The prevalence of diabetes is increasing worldwide due to population growth, aging and increasing frequency of obesity and physical inactivity. Diabetes mellitus is caused by a relative or absolute deficiency of the hormone insulin, which results in the characteristic feature of high blood sugar levels that play a key role in diabetes-associated complications. Inappropriately high levels of the sugar-raising hormone glucagon further aggravate the disease. Therefore, diabetes may be treated by increasing insulin levels and/or action, or inhibiting glucagon production and/or action. In an effort to identify the causes of diabetes, most studies have focused on better understanding the physiology of insulin-secreting beta-cells: despite the importance of glucagon, the counter-regulatory hormone to insulin, little is known about the physiology of pancreatic alpha-cells. Recently, Ms.

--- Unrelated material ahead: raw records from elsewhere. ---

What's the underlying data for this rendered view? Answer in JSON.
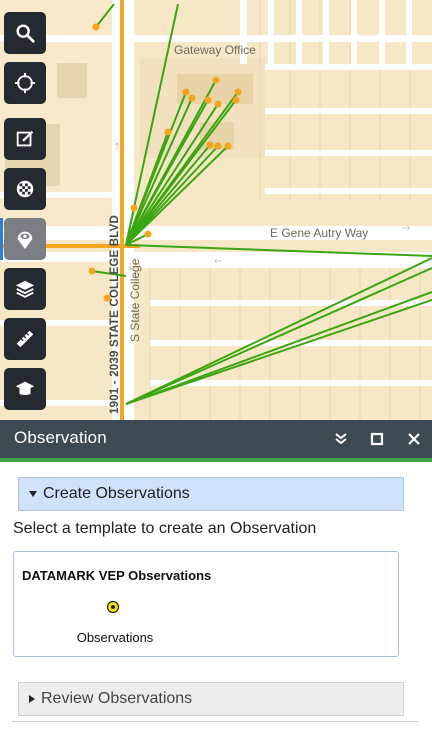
{
  "map": {
    "labels": {
      "gateway_office": "Gateway Office",
      "gene_autry": "E Gene Autry Way",
      "state_college_blvd": "1901 - 2039 STATE COLLEGE BLVD",
      "s_state_college": "S State College"
    }
  },
  "toolbar": {
    "items": [
      {
        "name": "search",
        "icon": "search-icon",
        "active": false
      },
      {
        "name": "locate",
        "icon": "crosshair-icon",
        "active": false
      },
      {
        "name": "edit",
        "icon": "edit-icon",
        "active": false
      },
      {
        "name": "basemap",
        "icon": "basemap-icon",
        "active": false
      },
      {
        "name": "observation",
        "icon": "eye-pin-icon",
        "active": true
      },
      {
        "name": "layers",
        "icon": "layers-icon",
        "active": false
      },
      {
        "name": "measure",
        "icon": "ruler-icon",
        "active": false
      },
      {
        "name": "other",
        "icon": "cap-icon",
        "active": false
      }
    ]
  },
  "panel": {
    "title": "Observation",
    "create_section": {
      "label": "Create Observations",
      "instruction": "Select a template to create an Observation",
      "template_group": "DATAMARK VEP Observations",
      "template_item": "Observations"
    },
    "review_section": {
      "label": "Review Observations"
    }
  },
  "colors": {
    "header_bg": "#3c4a54",
    "header_accent": "#3ea44a",
    "toolbar_bg": "#252a30",
    "accordion_active": "#cfe2f9",
    "observation_line": "#3aa611",
    "observation_point": "#f4a51d"
  }
}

Eva Tuduri and colleagues established that the hormone leptin controls both the secretion of insulin and glucagon, and thereby regulates blood sugar levels. Leptin is produced by fat cells and the levels of leptin in the blood typically correlate to the total content of fat in the body. Leptin is best known for its effects on feeding centers in the brain, where it regulates both food intake and energy expenditure. Ms. Tuduri’s current research project is focusing on understanding the role of leptin in regulating levels of glucagon, independent of leptin actions on body weight. An inhibitory effect of leptin on the function of alpha-cells could be considered as a potential therapeutic strategy to regulate glucagon levels and to normalize sugar levels in diabetic patients.

Every year, 350 to 500 million cases of malaria occur worldwide, resulting in over a million deaths. The majority of these cases occur in sub-Saharan Africa and are responsible for 25 percent of pediatric fatalities under the age of five. In terms of the financial burden, estimates suggest that malaria costs Africa more than $12 billion annually. The global campaign to control and eradicate malaria requires accurate, rapid and cost-effective diagnostic tools. Inaccurate diagnosis results in patients failing to receive needed treatment as well as an overuse of malaria drugs which could contribute to the emergence of drug resistant strains. Currently, the most accurate diagnostic approach requires a trained technician to count the infected cells in a blood sample under a microscope, which is impractical for low-resource regions. Microfluidic devices have shown great potential for cell sorting applications. Such devices can have high selectivity and sensitivity while still being relatively inexpensive to produce. Ms. Sarah Mcfaul is utilizing microfluidics to construct an automated malaria diagnostic test that will be available as a small portable device, requiring no special training to use. Ideally, this automated diagnostic tool will provide sensitivity and quantitative results equal to microscopy, and will also be inexpensively manufactured in order to be accessible to low-resource regions where malaria is a serious threat. Not only will such a device aid in diagnosing malaria, but it will also track the effectiveness of malaria treatments over time in individual patients, enabling clinics can make the best use of their anti-malarial drugs. This in turn will help to lower the number of deaths from malaria and slow the emergence of drug-resistant strains of this deadly parasite.